NOVA YORK (Reuters) – Um aumento rápido no número de casos de coronavírus nos Estados Unidos e no exterior está alavancando os temores de uma ressurgência da pandemia e abalando o mercado financeiro, conforme a variante Delta, altamente contagiosa, toma conta do cenário e a vacinação patina em diversos Estados.

Por conta de surtos em partes dos EUA com baixas taxas de vacinação, o número de novos casos, hospitalizações e mortes por conta da Covid-19 tem aumentado nos últimos dias. 

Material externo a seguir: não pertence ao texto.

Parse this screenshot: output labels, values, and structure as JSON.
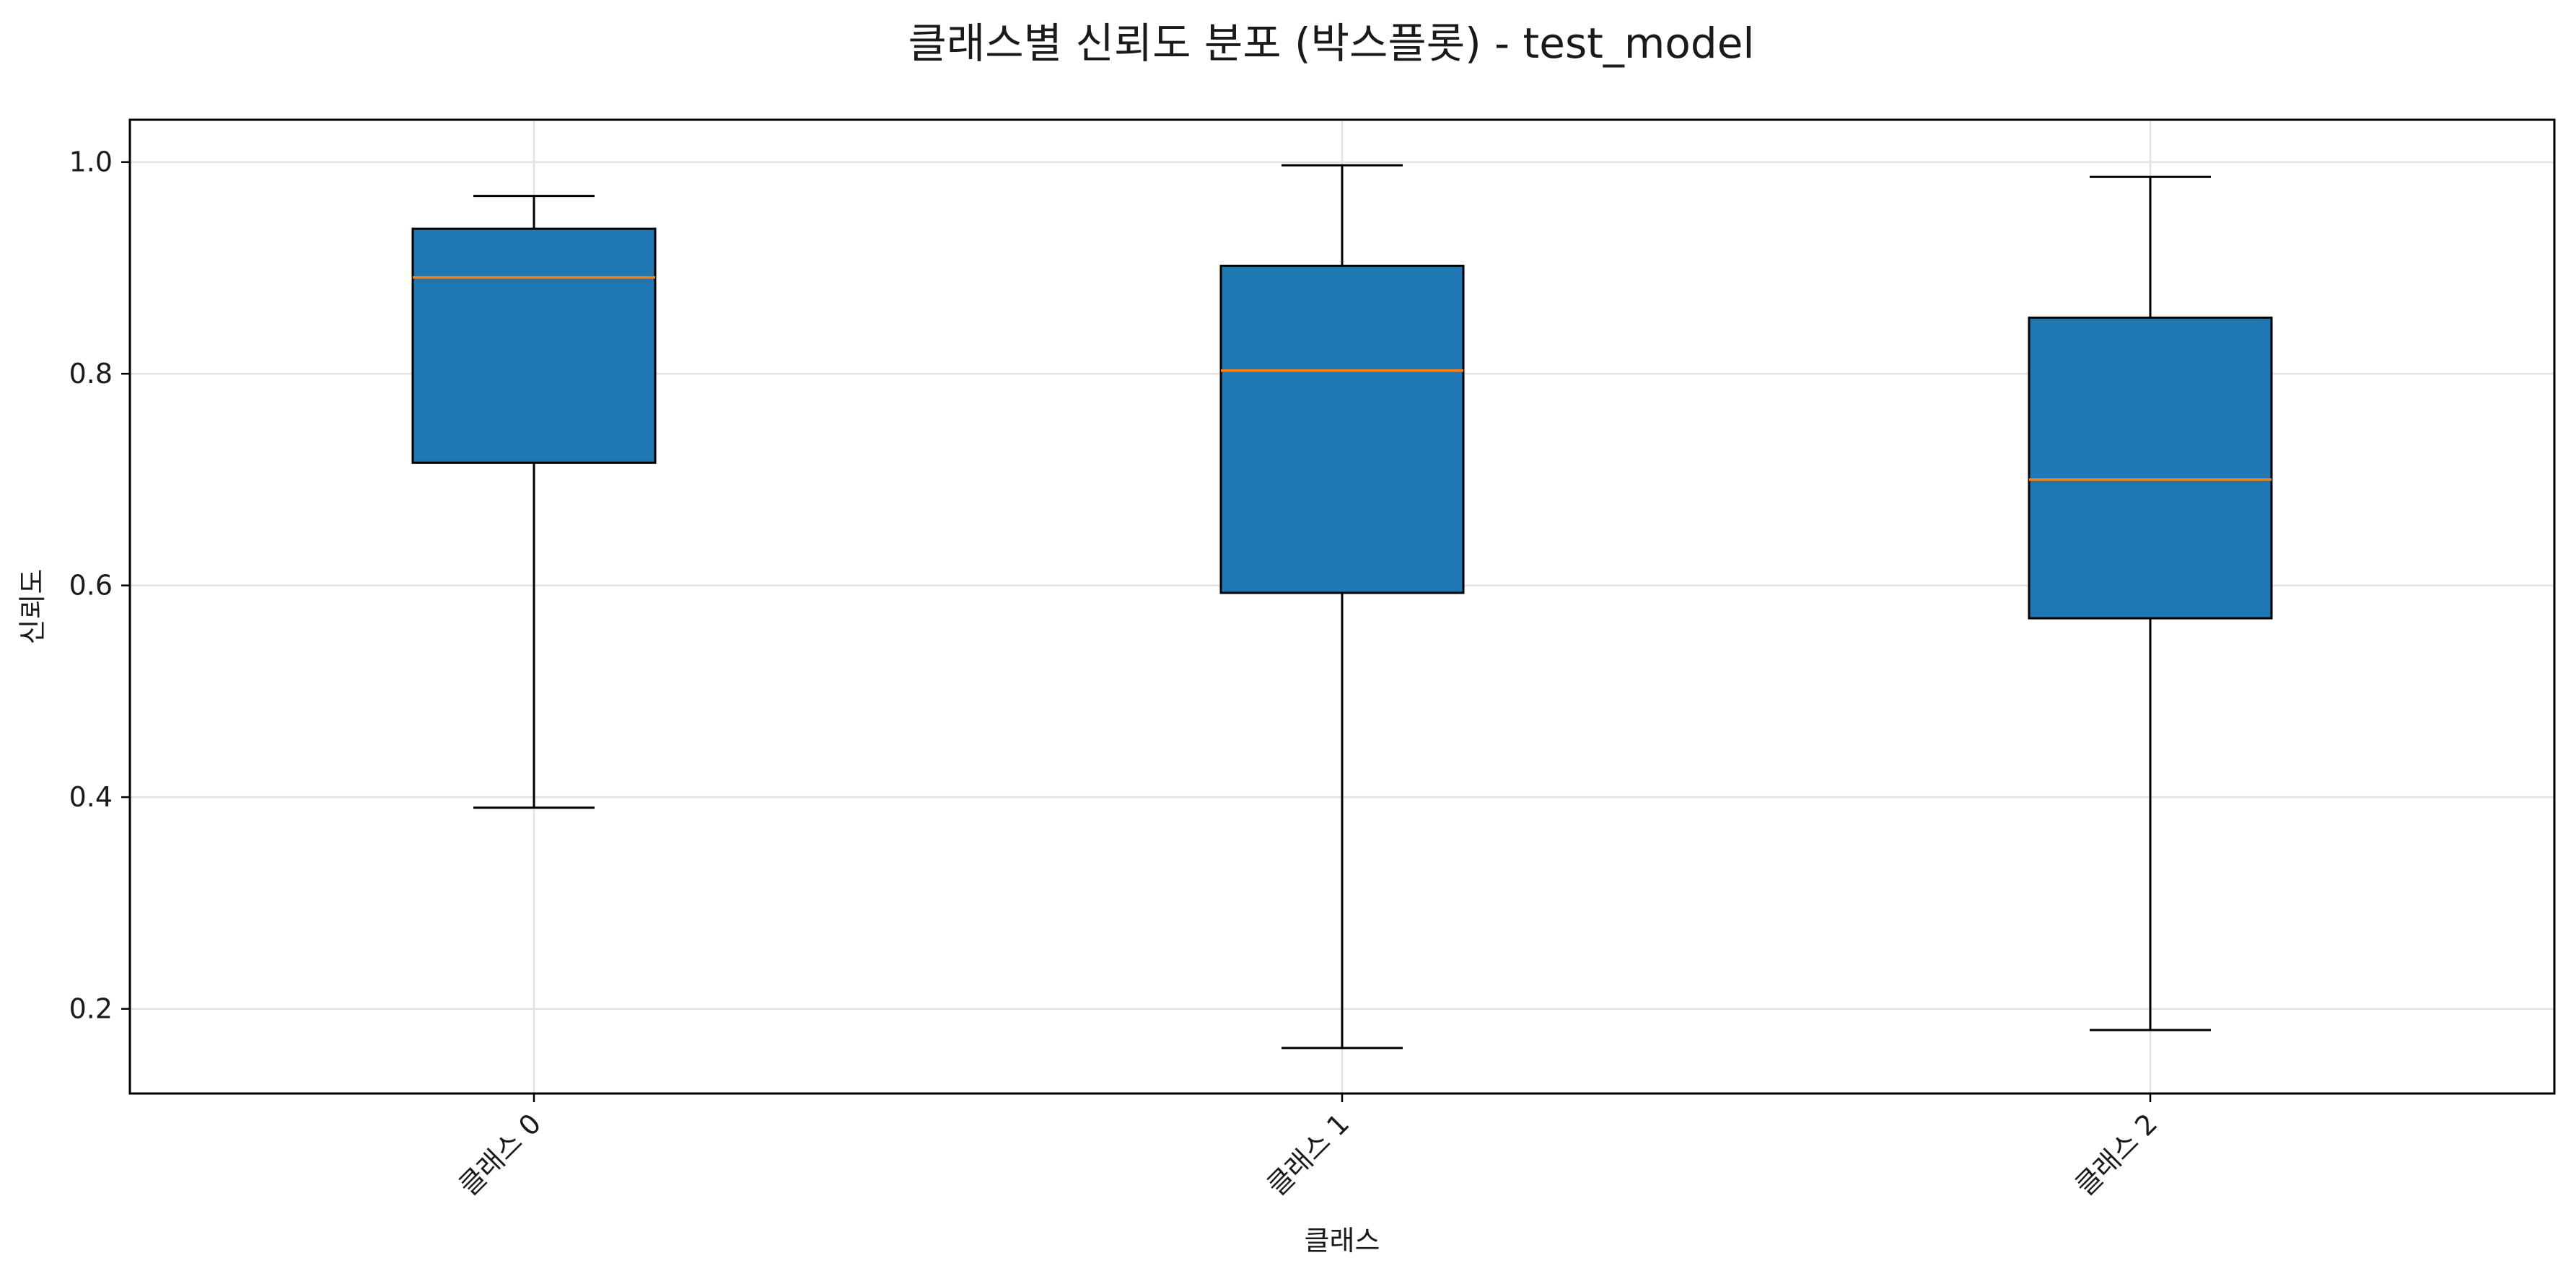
{
  "chart_data": {
    "type": "box",
    "title": "클래스별 신뢰도 분포 (박스플롯) - test_model",
    "xlabel": "클래스",
    "ylabel": "신뢰도",
    "ylim": [
      0.12,
      1.04
    ],
    "yticks": [
      0.2,
      0.4,
      0.6,
      0.8,
      1.0
    ],
    "ytick_labels": [
      "0.2",
      "0.4",
      "0.6",
      "0.8",
      "1.0"
    ],
    "grid": true,
    "categories": [
      "클래스 0",
      "클래스 1",
      "클래스 2"
    ],
    "boxes": [
      {
        "whisker_low": 0.39,
        "q1": 0.716,
        "median": 0.891,
        "q3": 0.937,
        "whisker_high": 0.968
      },
      {
        "whisker_low": 0.163,
        "q1": 0.593,
        "median": 0.803,
        "q3": 0.902,
        "whisker_high": 0.997
      },
      {
        "whisker_low": 0.18,
        "q1": 0.569,
        "median": 0.7,
        "q3": 0.853,
        "whisker_high": 0.986
      }
    ],
    "colors": {
      "box_fill": "#1f77b4",
      "median": "#ff7f0e",
      "grid": "#e3e3e3"
    }
  }
}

As vacinas funcionam contra a variante Delta, mas os testes laboratoriais mostram que elas são menos eficientes do que eram contra a forma original do coronavírus.

Estudos também mostraram que duas doses da vacina da Pfizer/BioNTech e da AstraZeneca são muito mais eficientes do que uma contra a infecção pelo vírus, evidenciando a importância da imunização completa.

Preocupações de que novas altas possam desestabilizar a recuperação econômica derrubaram o índice Dow Jones em mais de 2% nesta segunda-feira.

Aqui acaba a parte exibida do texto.